A new technology developed by researchers at the University of Waterloo in Canada examines visual gaze in order to accurately diagnose autism spectrum disorder (ASD) in children.
Findings from a study revealed that children with autism scan a person’s face differently compared to a neuro-typical child.
Based on these findings, the research team devised an approach to analyse the transition of a child’s gaze from one part of a person’s face to another.
While the new technology can be used in all ASD diagnoses, the researchers believe that it would be particularly effective for children.
The team expects the technique to be less stressful for children. Additionally, when used in conjunction with existing manual approaches, it could help doctors avoid a false positive diagnosis.
University of Waterloo Applied Mathematics department master’s student Mehrshad Sadria said: “Many people are suffering from autism, and we need early diagnosis, especially in children.

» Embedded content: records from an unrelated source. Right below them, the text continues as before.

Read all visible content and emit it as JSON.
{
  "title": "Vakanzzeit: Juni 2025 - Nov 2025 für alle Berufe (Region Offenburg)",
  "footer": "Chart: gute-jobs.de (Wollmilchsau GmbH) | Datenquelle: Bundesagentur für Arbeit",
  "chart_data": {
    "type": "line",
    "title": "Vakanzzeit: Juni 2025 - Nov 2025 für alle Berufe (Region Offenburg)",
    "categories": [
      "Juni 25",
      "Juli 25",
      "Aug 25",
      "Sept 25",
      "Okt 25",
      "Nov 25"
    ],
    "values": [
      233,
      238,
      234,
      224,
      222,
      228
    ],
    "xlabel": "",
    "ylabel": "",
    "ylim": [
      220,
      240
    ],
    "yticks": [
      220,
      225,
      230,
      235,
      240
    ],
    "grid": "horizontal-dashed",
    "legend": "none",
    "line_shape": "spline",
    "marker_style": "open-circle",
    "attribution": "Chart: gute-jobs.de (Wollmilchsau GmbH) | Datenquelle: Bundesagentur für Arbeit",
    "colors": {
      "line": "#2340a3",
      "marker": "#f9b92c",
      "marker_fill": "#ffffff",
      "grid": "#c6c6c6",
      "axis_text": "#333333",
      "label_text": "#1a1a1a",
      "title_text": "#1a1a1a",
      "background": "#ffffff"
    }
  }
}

“The current approaches to determining if someone has autism are not really child-friendly. Our method allows for the diagnosis to be made more easily and with less possibility of mistakes.”
The researchers assessed 17 children with ASD and 23 neuro-typical children with a mean chronological age of 5.5 and 4.8 respectively.
Each child was shown 44 facial images on a 19in screen with an eye-tracking system. The system interpreted and detected the locations on the stimuli where the participant was looking ‘via emission and reflection of wave from the iris’.
The images were categorised into seven key areas of interest (AOIs) where the children focused their gaze. Four network analysis concepts were used in the process to assess the importance participants placed on the AOIs when exploring the images.
This technique is said to be much easier than the current ASD detection method of questionnaires or a psychologist evaluation.
University of Waterloo Applied Mathematics, Pharmacy and Biology professor Anita Layton said: “It is much easier for children to just look at something, like the animated face of a dog, than to fill out a questionnaire or be evaluated by a psychologist.
“Our technique is not just about behaviour or whether a child is focusing on the mouth or eyes. It’s about how a child looks at everything.”